C'est ainsi que la task force East StratCom du Service européen d'action extérieure (SEAE, les "Affaires étrangères" de l'Union) a détecté sur le site web spécial EUvsDisinfo plus de 550 discours de désinformation provenant de sources pro-Kremlin, selon le chef de la diplomatie européenne, Josep Borrell, qui présentait à la presse une évaluation des mesures de lutte contre la désinformation autour de la pandémie.

"En ces temps de coronavirus, la désinformation peut tuer. Dans le monde actuel, fondé sur la technologie, où les guerriers manient le clavier plutôt que l'épée et où les opérations d'influence ciblées et les campagnes de désinformation sont une arme reconnue utilisée par des acteurs étatiques et non étatiques, l'Union européenne augmente ses activités et ses capacités pour lutter contre ces pratiques", a affirmé le Haut représentant.

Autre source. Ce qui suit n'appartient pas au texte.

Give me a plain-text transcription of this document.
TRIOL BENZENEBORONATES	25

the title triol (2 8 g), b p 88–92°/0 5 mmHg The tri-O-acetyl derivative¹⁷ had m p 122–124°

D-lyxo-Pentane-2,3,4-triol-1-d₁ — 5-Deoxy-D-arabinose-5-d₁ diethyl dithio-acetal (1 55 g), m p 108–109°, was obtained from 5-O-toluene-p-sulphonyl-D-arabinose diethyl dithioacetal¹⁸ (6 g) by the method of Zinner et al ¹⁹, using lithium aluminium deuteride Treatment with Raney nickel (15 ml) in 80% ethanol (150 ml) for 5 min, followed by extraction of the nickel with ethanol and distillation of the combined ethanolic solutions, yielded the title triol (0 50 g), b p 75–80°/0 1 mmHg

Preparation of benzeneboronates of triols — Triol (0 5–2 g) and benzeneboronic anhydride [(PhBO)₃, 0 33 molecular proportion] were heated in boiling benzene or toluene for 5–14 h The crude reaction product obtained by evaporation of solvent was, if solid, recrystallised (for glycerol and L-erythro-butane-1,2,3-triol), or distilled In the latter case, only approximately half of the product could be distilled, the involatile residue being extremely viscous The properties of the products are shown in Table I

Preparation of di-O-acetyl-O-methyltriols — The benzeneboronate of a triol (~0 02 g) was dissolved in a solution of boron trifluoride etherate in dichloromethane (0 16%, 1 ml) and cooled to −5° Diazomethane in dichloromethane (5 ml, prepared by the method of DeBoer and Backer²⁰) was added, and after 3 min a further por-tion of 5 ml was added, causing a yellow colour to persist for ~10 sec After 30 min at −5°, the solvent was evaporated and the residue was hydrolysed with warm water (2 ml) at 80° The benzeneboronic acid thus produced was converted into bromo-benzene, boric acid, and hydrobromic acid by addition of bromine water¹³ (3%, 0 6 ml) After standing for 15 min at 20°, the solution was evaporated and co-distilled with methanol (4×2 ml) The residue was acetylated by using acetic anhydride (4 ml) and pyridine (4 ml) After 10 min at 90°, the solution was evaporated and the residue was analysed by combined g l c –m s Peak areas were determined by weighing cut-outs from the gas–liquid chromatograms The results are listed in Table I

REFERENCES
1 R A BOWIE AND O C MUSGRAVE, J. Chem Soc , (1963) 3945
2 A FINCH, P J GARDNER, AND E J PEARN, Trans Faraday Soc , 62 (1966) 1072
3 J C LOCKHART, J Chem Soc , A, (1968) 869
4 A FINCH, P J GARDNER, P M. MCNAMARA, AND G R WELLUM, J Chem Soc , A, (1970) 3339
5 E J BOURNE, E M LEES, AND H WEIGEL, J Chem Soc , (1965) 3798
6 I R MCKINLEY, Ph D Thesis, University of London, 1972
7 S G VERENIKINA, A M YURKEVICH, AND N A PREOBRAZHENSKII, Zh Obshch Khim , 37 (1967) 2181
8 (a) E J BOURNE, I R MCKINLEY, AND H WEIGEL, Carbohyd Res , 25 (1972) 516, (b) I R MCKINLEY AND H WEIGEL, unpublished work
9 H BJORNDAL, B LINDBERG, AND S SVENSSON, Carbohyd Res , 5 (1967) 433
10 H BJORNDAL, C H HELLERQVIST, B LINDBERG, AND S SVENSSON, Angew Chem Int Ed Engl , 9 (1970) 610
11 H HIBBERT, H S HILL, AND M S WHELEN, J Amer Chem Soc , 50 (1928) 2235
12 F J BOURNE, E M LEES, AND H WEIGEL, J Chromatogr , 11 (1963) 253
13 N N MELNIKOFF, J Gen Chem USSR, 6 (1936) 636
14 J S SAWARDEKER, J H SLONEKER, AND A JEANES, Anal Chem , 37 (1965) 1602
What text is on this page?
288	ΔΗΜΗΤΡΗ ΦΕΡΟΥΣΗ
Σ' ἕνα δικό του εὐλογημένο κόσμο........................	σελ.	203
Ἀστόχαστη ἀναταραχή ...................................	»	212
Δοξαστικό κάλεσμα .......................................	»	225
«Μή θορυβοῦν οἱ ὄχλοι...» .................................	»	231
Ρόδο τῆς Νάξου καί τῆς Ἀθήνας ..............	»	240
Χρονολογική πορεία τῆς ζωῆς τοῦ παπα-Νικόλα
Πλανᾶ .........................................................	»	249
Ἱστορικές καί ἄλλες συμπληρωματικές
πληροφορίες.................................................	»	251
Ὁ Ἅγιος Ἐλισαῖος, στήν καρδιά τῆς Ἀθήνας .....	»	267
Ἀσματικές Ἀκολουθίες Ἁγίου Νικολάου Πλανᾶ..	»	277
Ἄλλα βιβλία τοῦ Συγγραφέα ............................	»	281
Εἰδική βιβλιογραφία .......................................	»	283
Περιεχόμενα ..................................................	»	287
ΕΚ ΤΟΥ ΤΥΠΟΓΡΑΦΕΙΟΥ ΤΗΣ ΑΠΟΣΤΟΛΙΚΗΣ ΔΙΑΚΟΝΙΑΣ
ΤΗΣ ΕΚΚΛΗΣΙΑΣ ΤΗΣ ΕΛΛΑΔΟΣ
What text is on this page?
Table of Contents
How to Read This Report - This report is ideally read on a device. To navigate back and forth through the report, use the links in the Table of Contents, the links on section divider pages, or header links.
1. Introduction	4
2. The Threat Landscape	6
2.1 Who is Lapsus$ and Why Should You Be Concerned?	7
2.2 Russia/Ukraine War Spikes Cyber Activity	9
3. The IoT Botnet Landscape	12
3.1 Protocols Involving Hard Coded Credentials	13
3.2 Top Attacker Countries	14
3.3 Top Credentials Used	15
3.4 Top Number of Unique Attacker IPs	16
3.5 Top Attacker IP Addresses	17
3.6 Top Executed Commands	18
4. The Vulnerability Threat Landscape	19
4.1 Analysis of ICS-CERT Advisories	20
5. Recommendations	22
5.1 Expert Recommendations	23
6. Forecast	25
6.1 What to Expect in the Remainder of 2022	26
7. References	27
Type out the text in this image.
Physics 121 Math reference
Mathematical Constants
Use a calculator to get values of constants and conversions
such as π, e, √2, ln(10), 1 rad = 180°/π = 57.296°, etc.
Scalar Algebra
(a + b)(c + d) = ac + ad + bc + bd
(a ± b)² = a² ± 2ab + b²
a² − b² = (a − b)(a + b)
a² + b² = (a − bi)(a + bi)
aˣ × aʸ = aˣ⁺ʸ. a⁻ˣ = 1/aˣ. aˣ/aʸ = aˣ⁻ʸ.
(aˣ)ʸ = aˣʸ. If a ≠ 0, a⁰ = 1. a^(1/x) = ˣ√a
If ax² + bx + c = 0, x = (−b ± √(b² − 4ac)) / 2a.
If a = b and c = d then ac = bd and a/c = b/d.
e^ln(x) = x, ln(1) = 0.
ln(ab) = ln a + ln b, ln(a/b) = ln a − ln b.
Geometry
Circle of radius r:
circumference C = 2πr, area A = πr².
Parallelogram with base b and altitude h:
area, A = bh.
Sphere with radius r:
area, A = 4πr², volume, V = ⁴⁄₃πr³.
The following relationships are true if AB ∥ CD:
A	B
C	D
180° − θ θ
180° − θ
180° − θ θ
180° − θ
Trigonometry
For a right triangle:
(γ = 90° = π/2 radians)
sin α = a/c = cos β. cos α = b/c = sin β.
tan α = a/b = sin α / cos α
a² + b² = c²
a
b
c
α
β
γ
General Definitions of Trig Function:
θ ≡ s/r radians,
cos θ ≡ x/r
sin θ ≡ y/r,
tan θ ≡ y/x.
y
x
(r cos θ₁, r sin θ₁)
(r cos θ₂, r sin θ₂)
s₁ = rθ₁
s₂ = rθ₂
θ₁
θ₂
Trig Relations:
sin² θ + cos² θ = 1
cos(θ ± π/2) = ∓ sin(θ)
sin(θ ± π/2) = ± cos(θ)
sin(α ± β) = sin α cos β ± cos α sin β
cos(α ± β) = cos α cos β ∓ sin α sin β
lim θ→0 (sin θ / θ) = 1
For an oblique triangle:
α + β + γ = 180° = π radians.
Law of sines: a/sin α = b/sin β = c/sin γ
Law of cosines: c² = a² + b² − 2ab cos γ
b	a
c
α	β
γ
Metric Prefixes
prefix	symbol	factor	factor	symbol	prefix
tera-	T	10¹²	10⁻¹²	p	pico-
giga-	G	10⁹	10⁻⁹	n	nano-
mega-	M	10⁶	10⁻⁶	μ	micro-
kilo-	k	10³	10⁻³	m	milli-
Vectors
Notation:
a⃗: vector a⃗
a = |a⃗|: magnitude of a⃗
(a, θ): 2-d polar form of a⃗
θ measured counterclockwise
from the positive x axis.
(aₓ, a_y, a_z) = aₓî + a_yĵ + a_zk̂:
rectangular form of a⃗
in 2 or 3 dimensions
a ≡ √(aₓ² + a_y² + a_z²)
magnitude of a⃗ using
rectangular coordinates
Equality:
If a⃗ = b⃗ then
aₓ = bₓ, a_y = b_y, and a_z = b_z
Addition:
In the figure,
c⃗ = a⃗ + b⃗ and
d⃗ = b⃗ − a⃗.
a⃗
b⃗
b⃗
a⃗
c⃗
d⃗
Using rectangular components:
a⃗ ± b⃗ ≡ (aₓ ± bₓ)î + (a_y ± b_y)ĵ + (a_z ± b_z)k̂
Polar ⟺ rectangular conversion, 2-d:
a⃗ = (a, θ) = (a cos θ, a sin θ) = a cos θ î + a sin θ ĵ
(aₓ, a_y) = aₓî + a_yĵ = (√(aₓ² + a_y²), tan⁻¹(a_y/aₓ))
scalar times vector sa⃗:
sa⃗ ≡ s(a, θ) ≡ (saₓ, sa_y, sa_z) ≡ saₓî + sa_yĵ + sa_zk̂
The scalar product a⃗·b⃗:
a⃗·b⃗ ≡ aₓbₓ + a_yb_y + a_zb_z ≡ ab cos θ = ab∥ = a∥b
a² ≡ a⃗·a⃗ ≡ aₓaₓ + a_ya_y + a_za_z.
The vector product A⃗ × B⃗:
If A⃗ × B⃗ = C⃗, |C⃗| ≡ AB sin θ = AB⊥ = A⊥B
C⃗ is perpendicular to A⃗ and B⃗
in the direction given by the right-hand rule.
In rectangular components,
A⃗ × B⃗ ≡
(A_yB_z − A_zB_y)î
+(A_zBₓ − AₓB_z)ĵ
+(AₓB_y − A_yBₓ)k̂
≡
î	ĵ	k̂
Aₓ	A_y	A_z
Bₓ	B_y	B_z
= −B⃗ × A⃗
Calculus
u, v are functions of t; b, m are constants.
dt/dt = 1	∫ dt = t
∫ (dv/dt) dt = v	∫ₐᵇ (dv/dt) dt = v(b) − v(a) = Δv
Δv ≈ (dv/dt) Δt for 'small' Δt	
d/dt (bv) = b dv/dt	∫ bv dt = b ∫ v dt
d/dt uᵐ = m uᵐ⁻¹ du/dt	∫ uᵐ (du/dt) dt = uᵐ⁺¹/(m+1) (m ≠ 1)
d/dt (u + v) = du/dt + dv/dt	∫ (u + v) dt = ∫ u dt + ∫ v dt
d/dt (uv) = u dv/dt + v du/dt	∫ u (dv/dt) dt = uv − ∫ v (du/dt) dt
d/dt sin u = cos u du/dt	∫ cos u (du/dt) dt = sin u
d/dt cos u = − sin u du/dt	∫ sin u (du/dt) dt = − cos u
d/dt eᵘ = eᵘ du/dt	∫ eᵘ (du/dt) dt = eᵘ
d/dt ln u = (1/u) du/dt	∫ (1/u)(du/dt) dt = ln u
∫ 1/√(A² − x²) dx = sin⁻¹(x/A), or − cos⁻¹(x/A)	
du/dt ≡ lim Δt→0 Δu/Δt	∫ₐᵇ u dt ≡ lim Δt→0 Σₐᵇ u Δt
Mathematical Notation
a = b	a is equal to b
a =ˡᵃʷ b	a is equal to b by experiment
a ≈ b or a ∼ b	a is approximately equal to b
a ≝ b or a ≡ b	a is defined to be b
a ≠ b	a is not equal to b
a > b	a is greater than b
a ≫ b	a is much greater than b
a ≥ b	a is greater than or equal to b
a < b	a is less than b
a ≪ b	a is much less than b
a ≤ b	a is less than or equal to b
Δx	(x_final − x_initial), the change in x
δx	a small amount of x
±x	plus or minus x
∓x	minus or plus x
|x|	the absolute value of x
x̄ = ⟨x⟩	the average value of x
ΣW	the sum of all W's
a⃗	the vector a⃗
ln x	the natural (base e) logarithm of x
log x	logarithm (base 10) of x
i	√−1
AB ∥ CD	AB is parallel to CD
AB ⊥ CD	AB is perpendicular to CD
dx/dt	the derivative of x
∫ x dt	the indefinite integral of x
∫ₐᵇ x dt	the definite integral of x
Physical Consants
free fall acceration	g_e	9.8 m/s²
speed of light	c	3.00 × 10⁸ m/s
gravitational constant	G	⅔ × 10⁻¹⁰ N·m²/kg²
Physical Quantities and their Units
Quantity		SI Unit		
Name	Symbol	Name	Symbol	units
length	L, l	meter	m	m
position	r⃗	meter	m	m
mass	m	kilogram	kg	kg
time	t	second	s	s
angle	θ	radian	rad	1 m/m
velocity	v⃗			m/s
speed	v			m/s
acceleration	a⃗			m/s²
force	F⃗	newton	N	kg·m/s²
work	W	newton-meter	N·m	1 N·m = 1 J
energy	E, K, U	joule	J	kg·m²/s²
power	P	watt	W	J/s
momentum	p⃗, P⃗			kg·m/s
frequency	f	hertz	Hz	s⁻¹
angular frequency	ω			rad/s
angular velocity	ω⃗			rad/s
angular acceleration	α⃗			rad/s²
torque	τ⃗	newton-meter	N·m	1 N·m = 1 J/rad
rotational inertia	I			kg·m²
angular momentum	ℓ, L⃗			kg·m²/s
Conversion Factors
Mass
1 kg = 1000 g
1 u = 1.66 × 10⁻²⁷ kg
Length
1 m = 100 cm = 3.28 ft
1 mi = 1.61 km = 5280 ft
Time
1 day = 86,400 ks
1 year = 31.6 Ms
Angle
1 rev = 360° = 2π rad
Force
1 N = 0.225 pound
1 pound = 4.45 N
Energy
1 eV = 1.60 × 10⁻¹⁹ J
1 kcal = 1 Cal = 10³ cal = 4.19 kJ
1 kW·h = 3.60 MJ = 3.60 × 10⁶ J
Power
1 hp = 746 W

Ces vagues de désinformation viennent aussi de l'intérieur de l'UE. "Les plateformes en ligne ont pris des mesures positives au cours de la pandémie, mais elles doivent accentuer leurs efforts", a exhorté la commissaire Vera Jourova, en charge des valeurs et de la transparence.

La Commission a proposé une batterie d'actions à entreprendre ou renforcer, visant notamment à soutenir davantage les vérificateurs de faits et les chercheurs, développer les systèmes d'alerte rapide, réclamer des rapports mensuels aux plateformes, etc.